The Renewable Portfolio Standards (RPS) component of your electricity bill requires a percentage of the electricity supply load to be generated from renewable resources. These standards help diversify energy resources, promote domestic energy production, and encourage economic development.
When a state increases their RPS requirements, suppliers increase costs. This is because the RPS price component takes up a larger percentage of their total energy price.
In 2018, legislation was passed in Massachusetts increasing clean energy standards, which increased the electricity supply’s RPS requirements. News of this new legislation sent up a huge red flag for our energy advisors. We knew we needed to act quickly to ensure our client’s electricity contracts were insulated from this incoming volatility.
What Happens When Renewable Portfolio Standards Change
We examined the law closely and did a historical analysis on RPS costs in New England. We then made a predictive model that forecasted these gains from 2018 through 2019. This analysis revealed prices were likely to have a $0.14 per kWh increase from 2013 through 2019 and would continue to inflate in the future. $0.14 may not seem like a lot, but that’s a 191% increase over 6 years (figure 1)!

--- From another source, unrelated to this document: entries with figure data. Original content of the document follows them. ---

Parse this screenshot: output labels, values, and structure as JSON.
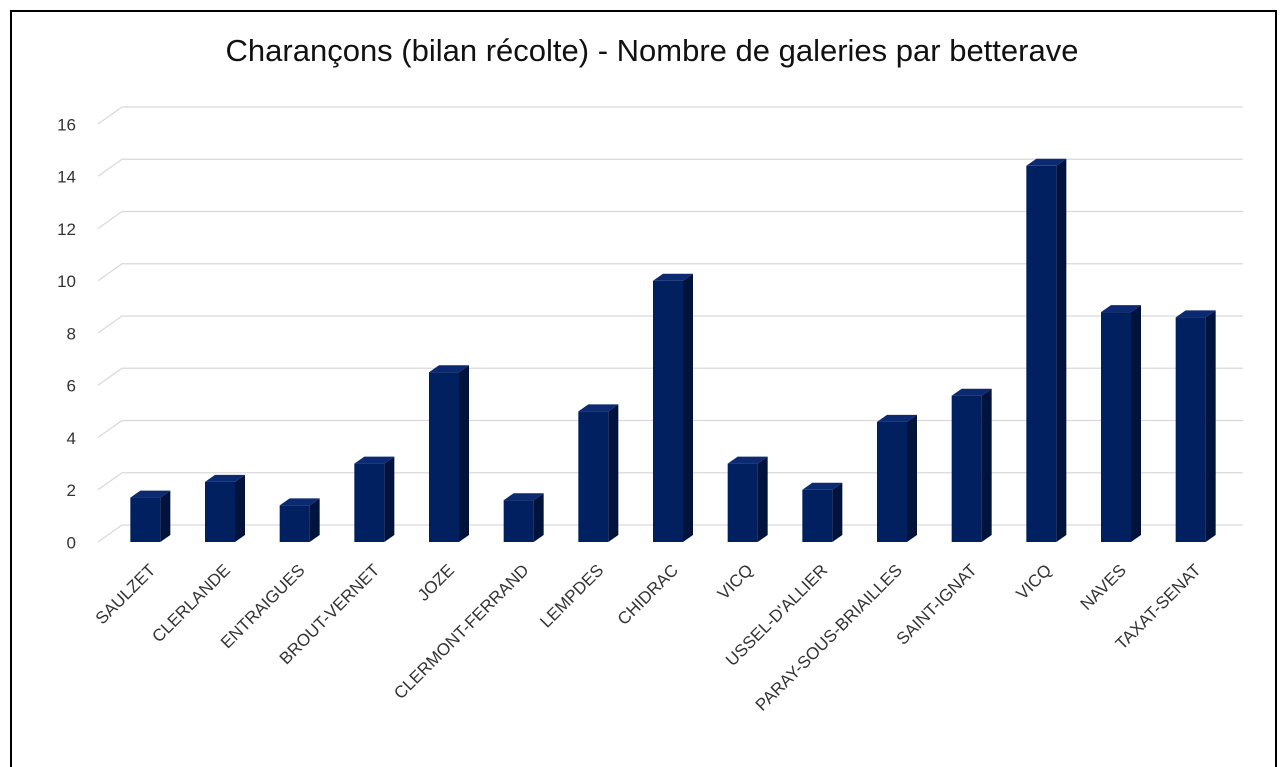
{
  "chart_data": {
    "type": "bar",
    "title": "Charançons (bilan récolte) - Nombre de galeries par betterave",
    "categories": [
      "SAULZET",
      "CLERLANDE",
      "ENTRAIGUES",
      "BROUT-VERNET",
      "JOZE",
      "CLERMONT-FERRAND",
      "LEMPDES",
      "CHIDRAC",
      "VICQ",
      "USSEL-D'ALLIER",
      "PARAY-SOUS-BRIAILLES",
      "SAINT-IGNAT",
      "VICQ",
      "NAVES",
      "TAXAT-SENAT"
    ],
    "values": [
      1.7,
      2.3,
      1.4,
      3,
      6.5,
      1.6,
      5,
      10,
      3,
      2,
      4.6,
      5.6,
      14.4,
      8.8,
      8.6
    ],
    "color": "#002060",
    "ylim": [
      0,
      16
    ],
    "yticks": [
      0,
      2,
      4,
      6,
      8,
      10,
      12,
      14,
      16
    ],
    "grid": true
  }
}
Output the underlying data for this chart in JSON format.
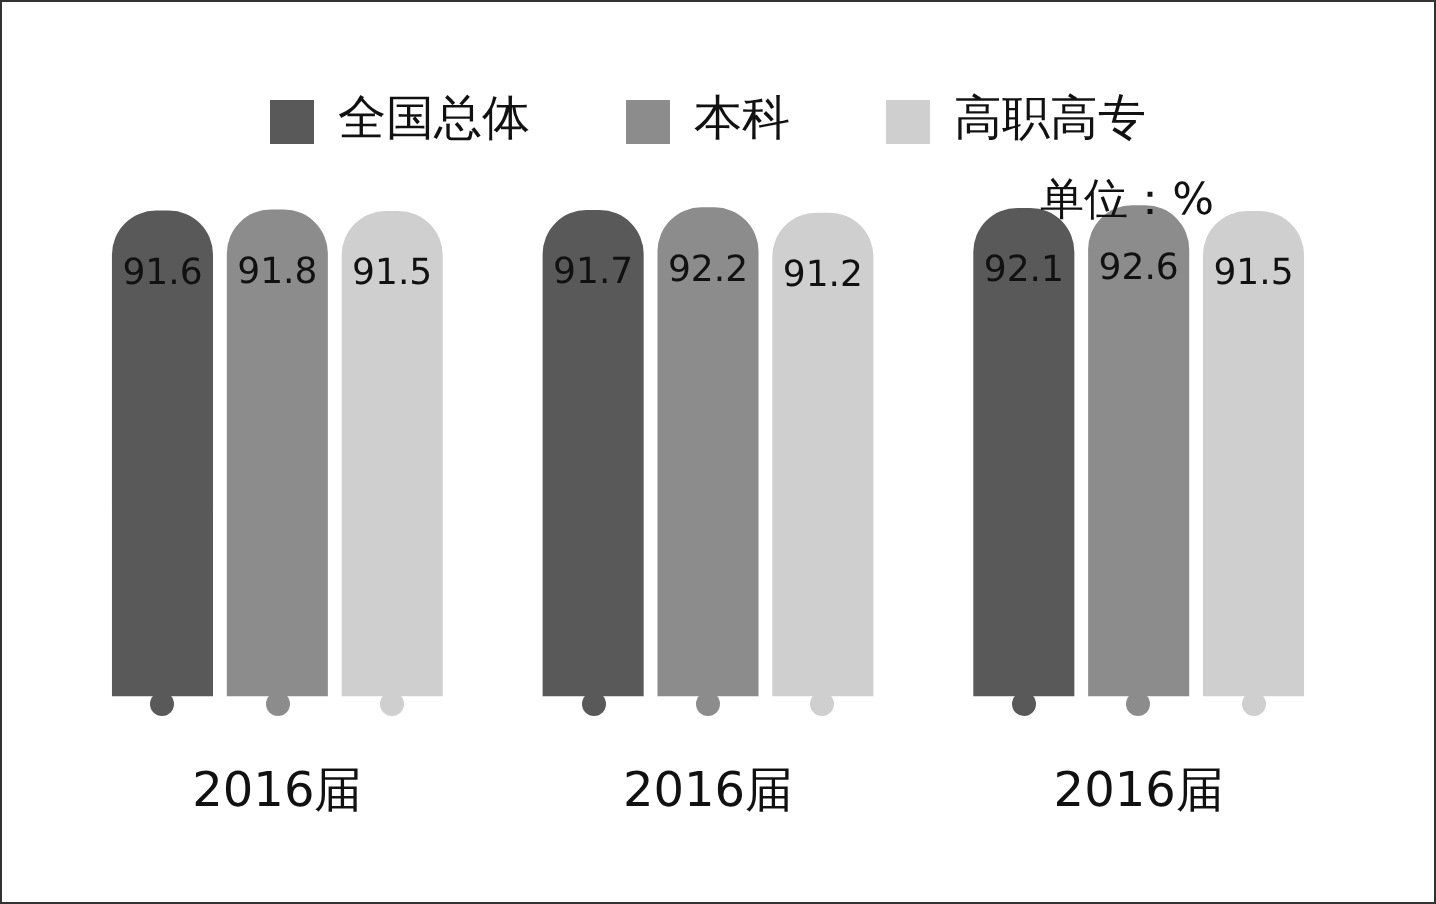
{
  "chart_data": {
    "type": "bar",
    "categories": [
      "2016届",
      "2016届",
      "2016届"
    ],
    "series": [
      {
        "name": "全国总体",
        "color": "#595959",
        "values": [
          91.6,
          91.7,
          92.1
        ]
      },
      {
        "name": "本科",
        "color": "#8c8c8c",
        "values": [
          91.8,
          92.2,
          92.6
        ]
      },
      {
        "name": "高职高专",
        "color": "#cfcfcf",
        "values": [
          91.5,
          91.2,
          91.5
        ]
      }
    ],
    "annotations": [
      "单位：%"
    ],
    "data_labels": true,
    "legend": "top",
    "grid": false
  }
}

To paint a complete picture of how this would affect our clients, we also examined the RPS percentage of Massachusetts suppliers’ prices. In 2016, RPS accounted for just 12% of a supplier’s price. By 2019, we discovered this was projected to rise up to 19% (figure 2).
In an effort to ensure our customers were not hammered by these incoming costs, we meticulously combed through the legislation. We identified some language embedded in the bill that indicated if a business were to lock in the RPS component of their contract by the end of 2018, their future energy contract was exempt from these new costs.
We immediately notified our clients and worked around the clock to lock in the RPS portion of their contracts. In many cases we even extended contract lengths to maximize their volatility protection as far out as 8 years.
Quickly locking in RPS price components before the deadline ended up saving our clients several millions in cost avoidance.
Other states across the country are not immune to these types of circumstances. In 2019, New Hampshire, Maine, and Maryland all dealt with similar legislation. It is likely just a matter of time before legislation like this impacts other deregulated energy states. This presents opportunities for energy buyers to get out in front of the pack and protect their contracts.